L’obiettivo del bando era, originariamente, realizzare un sistema di protezione della costa dell’isola dalle maree che fosse integrato con il tessuto urbano, di per sé molto complesso e strutturato, denominato The Big U.
Spinto dall'innovazione e dalla collaborazione tra i portatori di diverse competenze, l’obiettivo del concorso si è trasformato in una opportunità di riqualificazione urbana e sociale, che ha dato vita a nuovi spazi ed a nuove vie di connessione tra quartieri, favorendo la mobilità alternativa e le possibilità di aggregazione per gli abitanti. Sono state quindi progettate nuove aree verdi, piste ciclabili, campi da basket e molto altro. L’intervento, per il quale sono stati destinati dalla città e dal governo federale più di 800 milioni di dollari, in cui sono compresi i costi di realizzazione di due nuovi ponti, insiste su tutta la costa che racchiude Lower Manhattan, circa 15 chilometri, compresa tra il fiume Hudson a ovest ( 57°Strada), passando da Battery a sud e fino a Est Side (42° strada a est).
(Massimiliano Pulice, Ceo Arcadis Italia)

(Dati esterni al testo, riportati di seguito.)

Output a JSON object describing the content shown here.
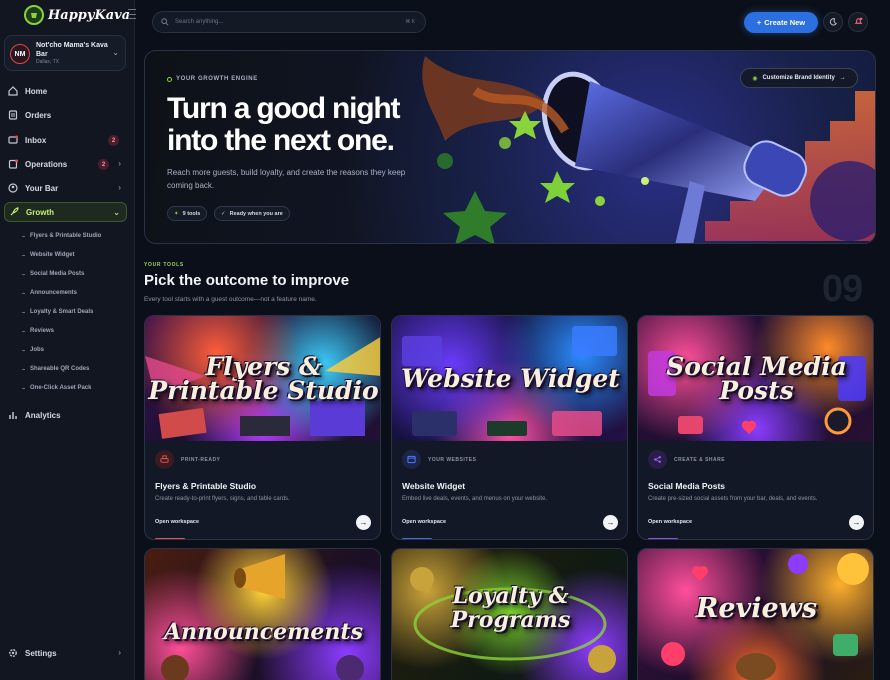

Costruzioni resilienti: le torri ad Abu Dhabi
Ad Abu Dhabi le torri Al Bahar Towers di Aedas sono state realizzate nel 2012 con una facciata cosiddetta ‘intelligente’: si tratta di pannelli di forma triangolare, in grado di muoversi e cambiare la propria angolazione, in base all’esposizione al sole.
Le Al Bahar Towers sono un ottimo esempio di architettura resiliente, in grado di adattarsi alle condizioni climatiche del luogo: i pannelli che compongono la facciata computerizzata di Aedas rispondono agli stimoli naturali, aprendosi e chiudendosi in base al movimento del sole. Questa soluzione permette di ridurre la temperatura interna del 50% con una forte diminuzione dei consumi.

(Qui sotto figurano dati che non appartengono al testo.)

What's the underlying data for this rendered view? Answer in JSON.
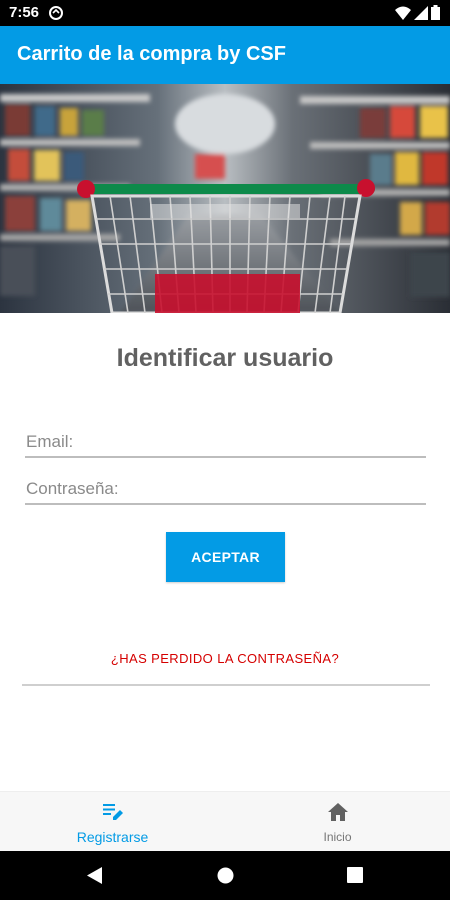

Il parco di Jinhua in Cina
Il parco urbano di Jinhua in Cina, inaugurato nel 2014, è riuscito ad adattarsi ai cambiamenti imposti dalla natura: il parco asseconda le piene del fiume e appositi ponti e percorsi sopraelevati, rendono fruibile la zona anche durante le inondazioni.

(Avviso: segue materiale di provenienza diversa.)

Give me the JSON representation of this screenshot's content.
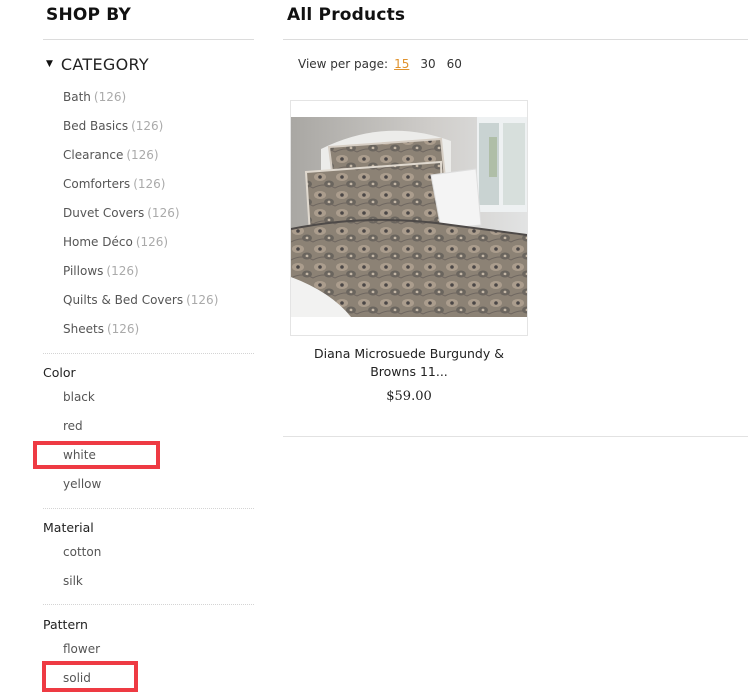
{
  "sidebar": {
    "title": "SHOP BY",
    "category": {
      "title": "CATEGORY",
      "items": [
        {
          "label": "Bath",
          "count": "(126)"
        },
        {
          "label": "Bed Basics",
          "count": "(126)"
        },
        {
          "label": "Clearance",
          "count": "(126)"
        },
        {
          "label": "Comforters",
          "count": "(126)"
        },
        {
          "label": "Duvet Covers",
          "count": "(126)"
        },
        {
          "label": "Home Déco",
          "count": "(126)"
        },
        {
          "label": "Pillows",
          "count": "(126)"
        },
        {
          "label": "Quilts & Bed Covers",
          "count": "(126)"
        },
        {
          "label": "Sheets",
          "count": "(126)"
        }
      ]
    },
    "color": {
      "title": "Color",
      "options": [
        "black",
        "red",
        "white",
        "yellow"
      ]
    },
    "material": {
      "title": "Material",
      "options": [
        "cotton",
        "silk"
      ]
    },
    "pattern": {
      "title": "Pattern",
      "options": [
        "flower",
        "solid"
      ]
    }
  },
  "main": {
    "title": "All Products",
    "view_per_page": {
      "label": "View per page:",
      "options": [
        "15",
        "30",
        "60"
      ],
      "selected": "15"
    },
    "products": [
      {
        "name_line1": "Diana Microsuede Burgundy &",
        "name_line2": "Browns 11...",
        "price": "$59.00",
        "image": "paisley-bedding-photo"
      }
    ]
  },
  "colors": {
    "highlight": "#ee3a43",
    "accent_link": "#e0922d",
    "count_gray": "#aaaaaa"
  }
}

Un parco resiliente pensato per adattarsi alle inondazioni monsoniche attraverso un sistema di ponti e percorsi progettati per assecondare il flusso dell’acqua. Prima di questo progetto l’amministrazione rispondeva alla paura dei monsoni innalzando barriere di protezione in cemento armato e di fatto rompendo lo storico rapporto tra la città e il suo fiume.
La soluzione dello studio Turenscape ha invece assecondato mediante un sistema misto di terrazzamenti, argini, ponti e percorsi allagabili o permeabili che vengono chiusi al pubblico durante il breve periodo di inondazioni. Questo sistema, insieme al mantenimento di alcune specie arboree autoctone, contribuisce a preservare la biodiversità della zona.
Assecondare, lasciare alla natura il suo spazio.